Labour is calling for a two-part judge-led inquiry, with the first part reporting by the end of 2012 on the scandal surrounding Libor, and the second part looking over 12 at wider questions about the culture and practices within the banking industry.
David Cameron has previously said that a judge-led inquiry is the best way of getting to the truth.
"I don’t believe there is any better process than an inquiry led by a judge where people give evidence under oath" David Cameron, BBC Andrew Marr Show, 29 April 2012
“If the hon. Gentleman is really concerned, as I am, about making sure that all the information about this is properly looked into, what is preferable: a civil service-run process where you can look at papers and ask questions, or a judge-led inquiry with Ministers answering questions under oath where all the documents have to be revealed and the whole thing is pursued properly by a team of barristers who are expert at finding out the facts?” David Cameron, Hansard, 30 April 2012, column 1251
David Cameron's views on on regulation are revealing. In 2008, after the start of the financial crisis, David Cameron complained to a City audience that “a significant part of Labour’s economic failure” had been “too much regulation”.
“As a free-marketeer by conviction, it will not surprise you to hear me say that a significant part of Labour’s economic failure has been the excessive bureaucratic interventionism of the past decade too much tax, too much regulation, too little understanding of what our businesses need to compete in the modern world."
David Cameron, speech to the City of London, 28 March 2008
This is what he said later the same year on 30 April in a speech to the Institute of Directors. He said: "You want me to give you lower taxes and less regulation". Then he added: "I want to give you lower taxes and less regulation."
On interest rate insurance mis-selling and the watering down of Vickers’ recommendations he also got it wrong.
The final report from Sir John Vickers’ Independent Commission on Banking recommended that derivatives trading – except where necessary for the retail bank to manage its own risk – should not be permitted within the ring-fence.
“So the following activities should not be carried on inside the ring-fence: services to non-EEA customers, services (other than payments services) resulting in exposure to financial customers, ‘trading book’ activities, services relating to secondary markets activity (including the purchases of loans or securities), and derivatives trading (except as necessary for the retail bank prudently to manage its own risk).”
Independent Banking Commission, Final report, p. 11
However in its recent white paper, the Treasury has argued that ring-fenced banks should be allowed to sell “simple” derivatives products to their customers.

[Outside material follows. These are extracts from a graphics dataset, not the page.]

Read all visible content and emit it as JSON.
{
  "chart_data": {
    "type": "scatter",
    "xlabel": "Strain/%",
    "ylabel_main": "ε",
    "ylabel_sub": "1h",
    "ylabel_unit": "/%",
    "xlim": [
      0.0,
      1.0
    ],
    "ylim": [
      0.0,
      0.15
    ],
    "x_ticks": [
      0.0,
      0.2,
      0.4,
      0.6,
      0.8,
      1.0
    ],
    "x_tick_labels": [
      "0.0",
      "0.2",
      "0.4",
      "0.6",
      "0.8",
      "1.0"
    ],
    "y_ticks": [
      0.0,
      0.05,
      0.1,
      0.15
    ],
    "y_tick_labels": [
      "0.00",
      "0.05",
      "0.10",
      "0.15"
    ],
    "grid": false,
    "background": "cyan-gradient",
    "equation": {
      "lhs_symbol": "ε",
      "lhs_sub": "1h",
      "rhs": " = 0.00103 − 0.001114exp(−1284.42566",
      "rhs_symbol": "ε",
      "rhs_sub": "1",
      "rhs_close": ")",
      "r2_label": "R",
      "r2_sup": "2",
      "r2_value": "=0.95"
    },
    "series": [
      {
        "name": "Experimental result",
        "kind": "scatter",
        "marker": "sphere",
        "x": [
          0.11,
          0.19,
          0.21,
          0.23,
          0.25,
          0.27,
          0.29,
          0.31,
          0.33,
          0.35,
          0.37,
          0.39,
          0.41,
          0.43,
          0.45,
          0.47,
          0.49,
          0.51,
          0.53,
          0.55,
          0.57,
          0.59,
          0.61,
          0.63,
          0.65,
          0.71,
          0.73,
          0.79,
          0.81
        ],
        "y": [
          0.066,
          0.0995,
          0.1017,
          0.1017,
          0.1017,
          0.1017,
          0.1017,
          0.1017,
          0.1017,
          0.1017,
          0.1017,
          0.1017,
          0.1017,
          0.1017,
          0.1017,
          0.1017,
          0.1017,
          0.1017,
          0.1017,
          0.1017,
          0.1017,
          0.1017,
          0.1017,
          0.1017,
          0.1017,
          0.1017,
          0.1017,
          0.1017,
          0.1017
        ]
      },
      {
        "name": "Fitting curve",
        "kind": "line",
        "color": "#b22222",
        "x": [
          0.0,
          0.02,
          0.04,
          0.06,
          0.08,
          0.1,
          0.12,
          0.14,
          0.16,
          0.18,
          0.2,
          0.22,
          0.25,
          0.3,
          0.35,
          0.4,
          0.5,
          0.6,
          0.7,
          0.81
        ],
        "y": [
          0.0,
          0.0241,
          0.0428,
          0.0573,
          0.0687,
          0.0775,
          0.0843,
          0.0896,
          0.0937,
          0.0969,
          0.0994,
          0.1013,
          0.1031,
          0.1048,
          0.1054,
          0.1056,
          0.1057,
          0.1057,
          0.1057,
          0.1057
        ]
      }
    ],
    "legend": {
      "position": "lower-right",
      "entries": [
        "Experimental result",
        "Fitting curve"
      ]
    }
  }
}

“It is the Government’s view that a ring-fenced bank may be permitted to provide ‘simple’ derivatives products to its customers, provided that a number of conditions are met”
HM Treasury, financial regulation white paper, June 2012, p. 22
Permitted products would include those “whose purpose is to fix or cap client market exposures to interest rate or foreign exchange rate risk related to the business of the ring-fenced bank” (HM Treasury, financial regulation white paper, p. 22). These are similar to the products which banks - Barclays, HSBC, Lloyds and RBS – were found to have mis-sold to SMEs by the FSA last week. According to the FSA banks sold around 28,000 interest rate protection products to customers between 2001 and 2012.
“Interest rate hedging products can protect bank customers against the risk of interest rate movements and can be an appropriate product when properly sold in the right circumstances. During the period 2001 to date, banks sold around 28,000 interest rate protection products to customers.
These products range in complexity from comparatively simple “caps” that fixed an upper limit to the interest rate on a loan, through to the more complex derivatives such as “structured collars” which fixed interest rates within a band but introduced a degree of interest rate speculation.”
FSA, 29 June 2012, http://www.fsa.gov.uk/library/communication/pr/2012/071.shtml
Sir John Vickers criticised the Government for watering down some of the recommendations in his final report. Speaking to the Financial Times on 14 June 2012 he said: “The white paper proposals are far-reaching, but on some points – such as limits on the leverage of big banks – we believe they should go further. We welcome that the ICB proposals have been accepted in large part, but urge the government to resist pressure to weaken their effectiveness.”
Martin Wolf, who was a member of the Vickers Commission, yesterday described the Government’s decision not to implement this recommendation as “really quite dangerous. It leads to the very serious risk of mis-selling”.
David Cameron and the rest of his Government simply haven't got it when it comes to sorting out the banks. Could it have anything to do with who bankrolls the Tory Party?